Ce dualisme de la technique a été abordé par certains auteurs. Les appellations diffèrent, mais il y a la même idée directrice, « techniques conviviales » contre « technologie non durable ». Mumford distingue technique démocratique et technique autoritaire (1962). Ivan Illich parle d’outil convivial ou non. Teddy Goldsmith, qui s’appuie sur Wolfgang Sax, utilise d’autres termes, techniques « enchâssées » contre techniques « branchées ». Ted Kaczynski parle de technologie cloisonnée et de technologie systémique. En termes plus simples, on peut parler de techniques douces et de techniques dures. Voici un résumé de ces approches complémentaires :
1/6) Différences entre technique et technologie
Il convient de ne pas confondre techniques (conviviales) et technologie (non durable). La technique est un ensemble de procédés et leur sédimentation instrumentale dans les objets produits par l’artisan. La technique est consubstantielle à l’Homo sapiens, elle apparaît même temps que nos ancêtres. La stature debout libère la main et l’objet technique viendra tout naturellement combler ce vide : le biface est une prothèse de l’être humain qui fait littéralement corps avec lui. La technique suppose toujours une mobilisation conjointe du corps et de l’esprit.Dans un premier temps, la technologie n’était que discours sur la technique. Mais aux alentours de 1850 la technologie devient un ensemble de processus dont la taille dépasse l’être humain et la communauté villageoise. Une voiture qui verrait le jour dans un monde sans infrastructures routières, sans extraction ni raffinage du pétrole, sans mécaniciens, etc., ne permettrait aucunement de se déplacer. Ces processus sont rendus possibles par l’alliance de la science et de la technique. La science contemporaine n’est plus affaire d’individus, mais de populations entières enrôlées au service de la technologie.

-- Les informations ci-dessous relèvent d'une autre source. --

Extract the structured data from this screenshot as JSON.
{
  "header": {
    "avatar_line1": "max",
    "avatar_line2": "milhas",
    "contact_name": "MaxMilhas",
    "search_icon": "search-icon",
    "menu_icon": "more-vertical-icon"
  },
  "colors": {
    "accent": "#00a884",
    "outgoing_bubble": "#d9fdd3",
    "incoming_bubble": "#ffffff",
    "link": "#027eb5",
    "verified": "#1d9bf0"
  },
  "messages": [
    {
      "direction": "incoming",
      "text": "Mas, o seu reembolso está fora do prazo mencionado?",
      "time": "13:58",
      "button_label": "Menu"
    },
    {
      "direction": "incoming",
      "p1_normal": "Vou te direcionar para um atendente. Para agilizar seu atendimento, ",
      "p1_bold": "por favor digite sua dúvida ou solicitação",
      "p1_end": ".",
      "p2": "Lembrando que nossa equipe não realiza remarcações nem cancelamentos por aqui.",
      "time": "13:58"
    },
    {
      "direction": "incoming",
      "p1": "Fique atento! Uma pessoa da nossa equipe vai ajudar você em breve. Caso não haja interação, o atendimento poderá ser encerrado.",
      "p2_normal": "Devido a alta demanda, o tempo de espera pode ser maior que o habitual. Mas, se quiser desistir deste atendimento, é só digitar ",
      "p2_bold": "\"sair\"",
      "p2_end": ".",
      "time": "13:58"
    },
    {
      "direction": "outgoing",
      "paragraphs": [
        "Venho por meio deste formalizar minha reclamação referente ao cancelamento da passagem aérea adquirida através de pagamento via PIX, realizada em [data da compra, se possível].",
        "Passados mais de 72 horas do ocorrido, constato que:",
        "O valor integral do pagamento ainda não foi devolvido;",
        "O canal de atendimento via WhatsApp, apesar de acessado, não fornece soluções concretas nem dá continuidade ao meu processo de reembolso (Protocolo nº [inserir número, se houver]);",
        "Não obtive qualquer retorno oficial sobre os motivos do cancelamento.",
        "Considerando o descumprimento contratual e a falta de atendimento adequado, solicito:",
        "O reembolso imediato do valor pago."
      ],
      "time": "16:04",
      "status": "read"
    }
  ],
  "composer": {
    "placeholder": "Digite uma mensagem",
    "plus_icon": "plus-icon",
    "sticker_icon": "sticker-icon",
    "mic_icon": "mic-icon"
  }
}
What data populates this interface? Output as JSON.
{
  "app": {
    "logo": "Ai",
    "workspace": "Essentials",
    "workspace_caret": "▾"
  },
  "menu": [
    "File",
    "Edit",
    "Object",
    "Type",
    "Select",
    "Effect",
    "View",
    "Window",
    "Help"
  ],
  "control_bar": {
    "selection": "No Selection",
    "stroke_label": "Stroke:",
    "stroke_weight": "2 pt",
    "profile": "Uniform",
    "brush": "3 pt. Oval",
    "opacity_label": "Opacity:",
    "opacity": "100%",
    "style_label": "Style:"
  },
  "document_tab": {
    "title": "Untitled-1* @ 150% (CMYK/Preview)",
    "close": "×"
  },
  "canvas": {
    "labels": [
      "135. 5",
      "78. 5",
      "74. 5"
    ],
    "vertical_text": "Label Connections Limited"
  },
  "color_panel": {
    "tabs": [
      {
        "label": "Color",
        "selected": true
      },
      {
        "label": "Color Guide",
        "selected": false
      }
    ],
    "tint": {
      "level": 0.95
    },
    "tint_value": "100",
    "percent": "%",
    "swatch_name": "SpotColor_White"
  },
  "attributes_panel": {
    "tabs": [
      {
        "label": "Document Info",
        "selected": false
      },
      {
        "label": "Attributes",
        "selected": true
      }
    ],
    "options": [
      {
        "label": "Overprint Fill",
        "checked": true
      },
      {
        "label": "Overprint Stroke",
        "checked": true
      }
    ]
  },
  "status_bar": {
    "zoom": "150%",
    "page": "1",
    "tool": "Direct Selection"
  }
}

La technologie est donc l’exact inverse de la technique. Là où la technique présuppose une expérience humaine riche de sens, des rapports communautaires de taille restreinte fondés sur un mode de vie ménageant des espaces de solidarité ainsi qu’une orientation du travail selon les besoins et les nécessités du moment, la technologie implique le triple désœuvrement auquel les luddites se sont opposés ; chômage rendu inéluctable en raison du remplacement du travail vivant par le travail mort (capital technique), perte de sens généralisé produite par un travail mécanique indépendant de toute finalité autre que financière ou politique, et finalement disparition des modes de vie impliquant proximité et communauté pour les remplacer par des organisations sociales fondées sur une stricte division hiérarchisée des tâches et des fonctions.
(Les luddites en France, résistance à l’industrialisation et à l’informatisation).
2/6) Lewis Mumford (1962) : technologie autoritaire ou démocratique
La thèse est que deux technologies ont toujours cohabité, l’une autoritaire et l’autre démocratique. La première est centrée sur le système, immensément puissante et intrinsèquement instable, la seconde est centrée sur l’homme et relativement faible, mais pleine de ressources et durable. Les techniques démocratiques sont les méthodes de production à petite échelle, reposant principalement sur les compétences humaines et l’énergie renouvelable, faisant un usage limité des ressources naturelles. Elles demeurent toujours sous la direction active de l’artisan ou du paysan.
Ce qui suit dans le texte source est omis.